The reemergence of ancient notions in the modern field of bioinformatics
Aristotle, in his zoological opus Historia Animalium (The history of animals), launches into his analysis of the animal kingdom by observing differences and similarities between the species. For example, he observes that bats and birds both have wings, so he surmises that they must be grouped together; like fish and dolphins should. By examining animal anatomy and by comparing features such as number or shape of legs (or absence of legs), wings, types of skin, habitats, etc., Aristotle put together a logically coherent taxonomy of animal life that remained virtually unchallenged until Linnaeus. This idea of comparative anatomy, as systematized by Aristotle, is essentially the study of homology (from the Greek word “hómoios”: “similar”) – i.e. of similarities. The idea flowed naturally from Aristotelian Logic and in particular his theory of syllogisms: is A equals B and C equals B, then A equals C. If one replaces “equal” with “similar”, then homology is the logical corollary of equality.
Ancient Greek, and by consequence Medieval European, homology was explained by ideal archetypes, by timeless blueprints designed by a heavenly architect, and into which the objects of perceived reality were molded. Darwin’s revolutionary idea was to provide a naturalistic explanation to animal homology, thus ushering in the era of the scientific study of life.

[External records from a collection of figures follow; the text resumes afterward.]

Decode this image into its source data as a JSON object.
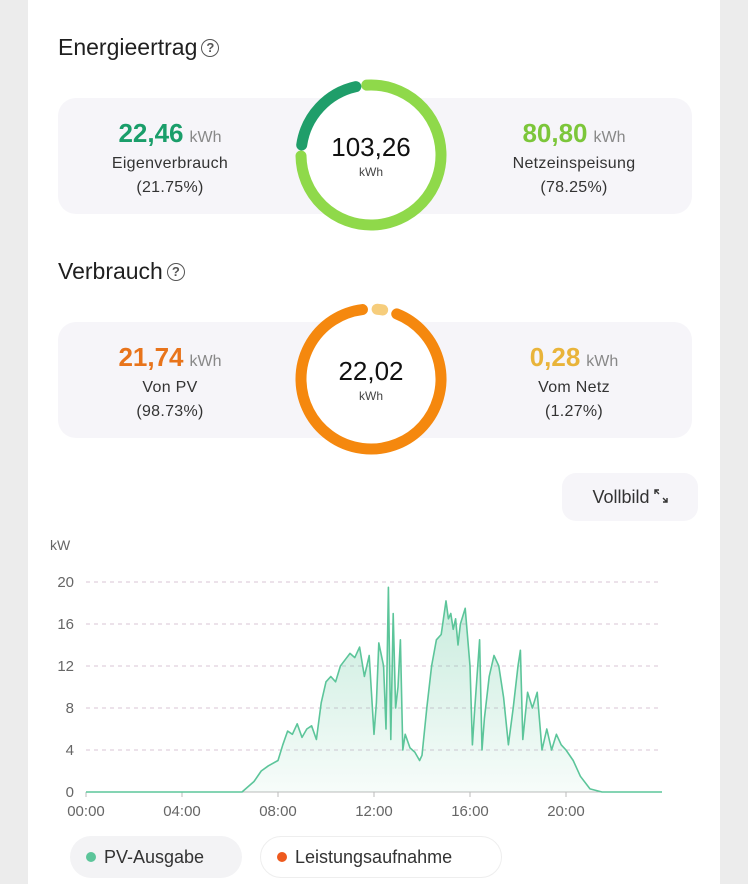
{
  "energy": {
    "title": "Energieertrag",
    "help_icon": "?",
    "total_value": "103,26",
    "total_unit": "kWh",
    "left": {
      "value": "22,46",
      "unit": "kWh",
      "label": "Eigenverbrauch",
      "percent": "(21.75%)",
      "color": "#1a9e6a"
    },
    "right": {
      "value": "80,80",
      "unit": "kWh",
      "label": "Netzeinspeisung",
      "percent": "(78.25%)",
      "color": "#7cc63a"
    },
    "ring_fraction_self": 0.2175
  },
  "consumption": {
    "title": "Verbrauch",
    "help_icon": "?",
    "total_value": "22,02",
    "total_unit": "kWh",
    "left": {
      "value": "21,74",
      "unit": "kWh",
      "label": "Von PV",
      "percent": "(98.73%)",
      "color": "#e8741b"
    },
    "right": {
      "value": "0,28",
      "unit": "kWh",
      "label": "Vom Netz",
      "percent": "(1.27%)",
      "color": "#e9b43a"
    },
    "ring_fraction_grid": 0.0127
  },
  "fullscreen_label": "Vollbild",
  "fullscreen_icon": "expand-icon",
  "legend": [
    {
      "label": "PV-Ausgabe",
      "color": "#5cc59a"
    },
    {
      "label": "Leistungsaufnahme",
      "color": "#ee5a1e"
    }
  ],
  "chart_data": {
    "type": "area",
    "ylabel": "kW",
    "ylim": [
      0,
      20
    ],
    "yticks": [
      "0",
      "4",
      "8",
      "12",
      "16",
      "20"
    ],
    "xticks": [
      "00:00",
      "04:00",
      "08:00",
      "12:00",
      "16:00",
      "20:00"
    ],
    "xlim_hours": [
      0,
      24
    ],
    "grid": true,
    "series": [
      {
        "name": "PV-Ausgabe",
        "color": "#5cc59a",
        "x": [
          0,
          6.5,
          7,
          7.3,
          7.6,
          8,
          8.2,
          8.4,
          8.6,
          8.8,
          9,
          9.2,
          9.4,
          9.6,
          9.8,
          10,
          10.2,
          10.4,
          10.6,
          10.8,
          11,
          11.2,
          11.4,
          11.6,
          11.8,
          12,
          12.1,
          12.2,
          12.4,
          12.5,
          12.6,
          12.7,
          12.8,
          12.9,
          13,
          13.1,
          13.2,
          13.3,
          13.5,
          13.7,
          13.9,
          14,
          14.2,
          14.4,
          14.6,
          14.8,
          15,
          15.1,
          15.2,
          15.3,
          15.4,
          15.5,
          15.6,
          15.8,
          16,
          16.1,
          16.2,
          16.4,
          16.5,
          16.6,
          16.8,
          17,
          17.2,
          17.4,
          17.6,
          17.8,
          18,
          18.1,
          18.2,
          18.4,
          18.6,
          18.8,
          19,
          19.2,
          19.4,
          19.6,
          19.8,
          20,
          20.3,
          20.6,
          21,
          21.5,
          24
        ],
        "y": [
          0,
          0,
          1.0,
          2.0,
          2.5,
          3.0,
          4.5,
          5.8,
          5.5,
          6.5,
          5.2,
          6.0,
          6.3,
          5.0,
          8.5,
          10.5,
          11.0,
          10.5,
          12.0,
          12.6,
          13.2,
          12.8,
          13.8,
          11.0,
          13.0,
          5.5,
          8.5,
          14.2,
          12.0,
          6.0,
          19.5,
          5.0,
          17.0,
          8.0,
          10.0,
          14.5,
          4.0,
          5.5,
          4.2,
          3.8,
          3.0,
          3.5,
          8.0,
          12.0,
          14.5,
          15.0,
          18.2,
          16.5,
          17.0,
          15.5,
          16.5,
          14.0,
          16.0,
          17.5,
          12.0,
          4.5,
          8.0,
          14.5,
          4.0,
          7.0,
          11.0,
          13.0,
          12.0,
          9.0,
          4.5,
          8.0,
          12.0,
          13.5,
          5.0,
          9.5,
          8.0,
          9.5,
          4.0,
          6.0,
          4.0,
          5.5,
          4.5,
          4.0,
          3.0,
          1.5,
          0.3,
          0,
          0
        ]
      }
    ]
  }
}
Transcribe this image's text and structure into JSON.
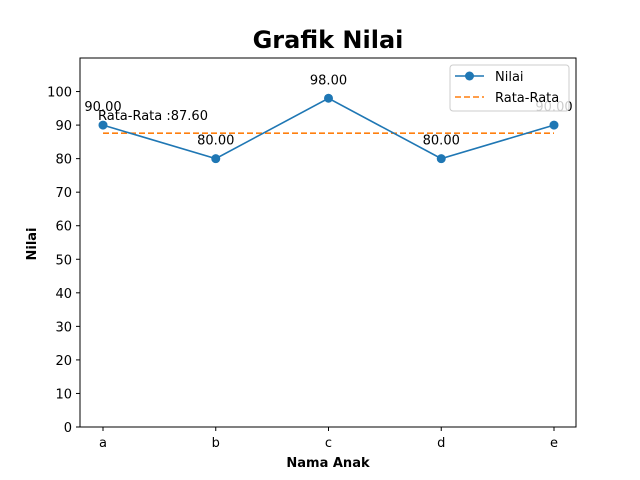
{
  "chart_data": {
    "type": "line",
    "title": "Grafik Nilai",
    "xlabel": "Nama Anak",
    "ylabel": "Nilai",
    "categories": [
      "a",
      "b",
      "c",
      "d",
      "e"
    ],
    "ylim": [
      0,
      110
    ],
    "yticks": [
      0,
      10,
      20,
      30,
      40,
      50,
      60,
      70,
      80,
      90,
      100
    ],
    "grid": false,
    "legend_position": "top-right",
    "series": [
      {
        "name": "Nilai",
        "values": [
          90,
          80,
          98,
          80,
          90
        ],
        "value_labels": [
          "90.00",
          "80.00",
          "98.00",
          "80.00",
          "90.00"
        ],
        "color": "#1f77b4",
        "style": "solid",
        "marker": "circle"
      },
      {
        "name": "Rata-Rata",
        "value": 87.6,
        "color": "#ff7f0e",
        "style": "dashed"
      }
    ],
    "annotation": "Rata-Rata :87.60"
  }
}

One and a half centuries after the publication of Darwin’s Origin of Species the modern brethren of his Victorian genius spend much of their time, alas not aboard adventurous sailing yachts roaming the southern seas, but in front of computer monitors applying an ever-expanding arsenal of mathematical and computational techniques in the analysis of living organisms.

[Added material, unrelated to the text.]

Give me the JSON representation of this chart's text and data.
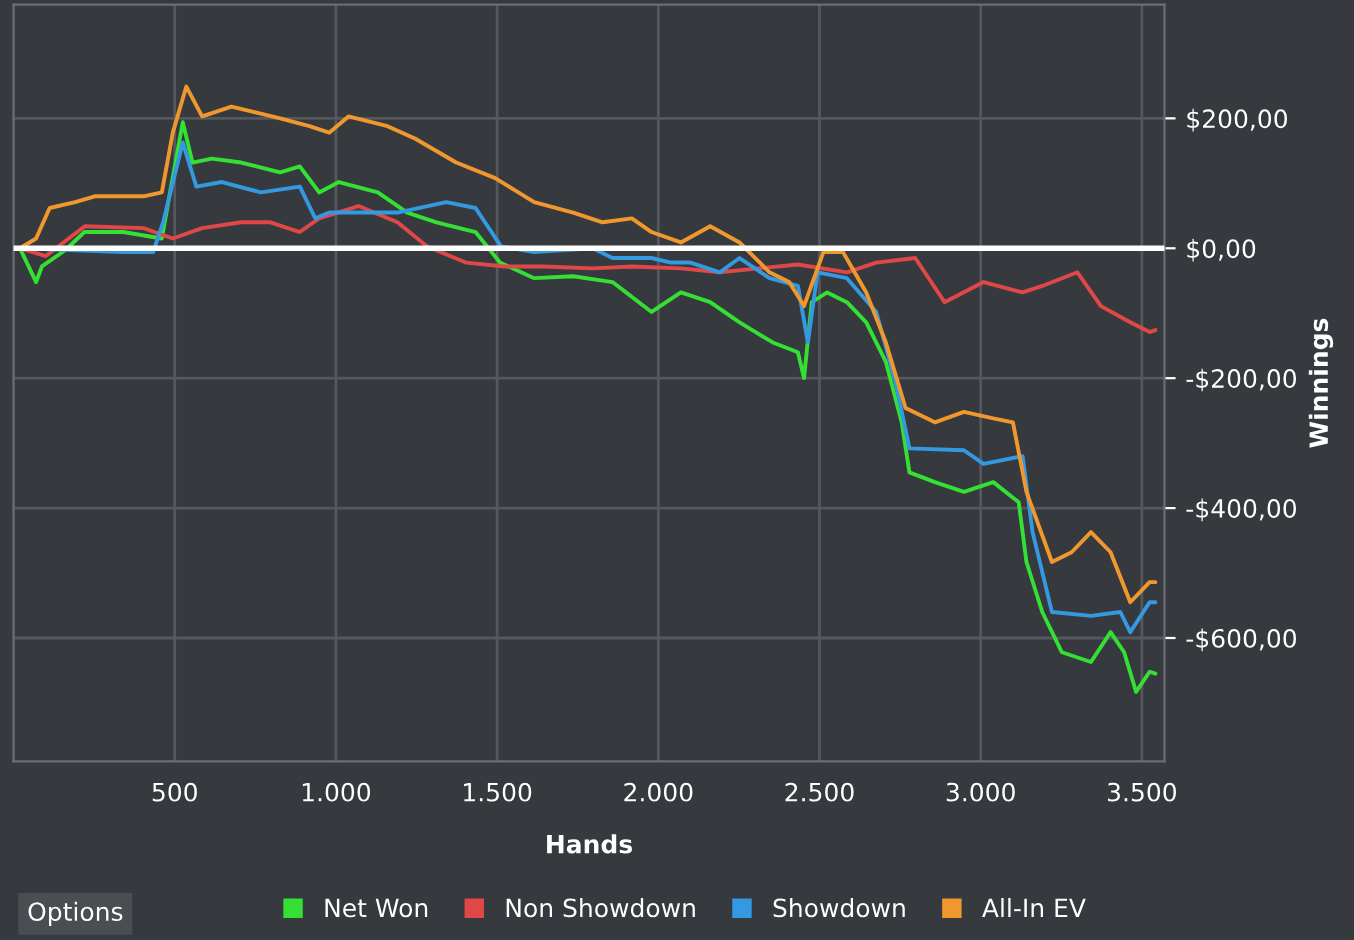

One of the most significant application areas of bioinformatics – as this contemporary fusion of biology, computer science and mathematics is termed – is in the study of complex molecules, such as proteins.
Proteins, the building blocks of cells, have structures made up from their particular sequence of aminoacids (which are, in turn, the building blocks of proteins); the way these amino acid molecules unfold in three-dimensional space is what determines the function of a protein. So it is very important for biologists to be able to predict the structure of proteins. What we know is that a protein structure is generally determined by the sequence of the gene that codes for it. And here is where the notion of homology reemerges. It is used to predict the function of a gene. If the function of gene A, whose function is known, is homologous to the sequence of gene B, whose function is unknown, one could infer that B may share A’s function. In a technique called homology modeling, this information is used to predict the structure of a protein once the structure of a homologous protein is known.
Caveat Lector: biologists beware! Meddling with mathematicians who are, secretly, Platonic devotees, may one day lead you to the defense of positivist naturalism against subversive philosophical attacks from the musical spheres of perfect, ideal, proteins-out-there. Ancient ideas, as you should know, are very hard to beat.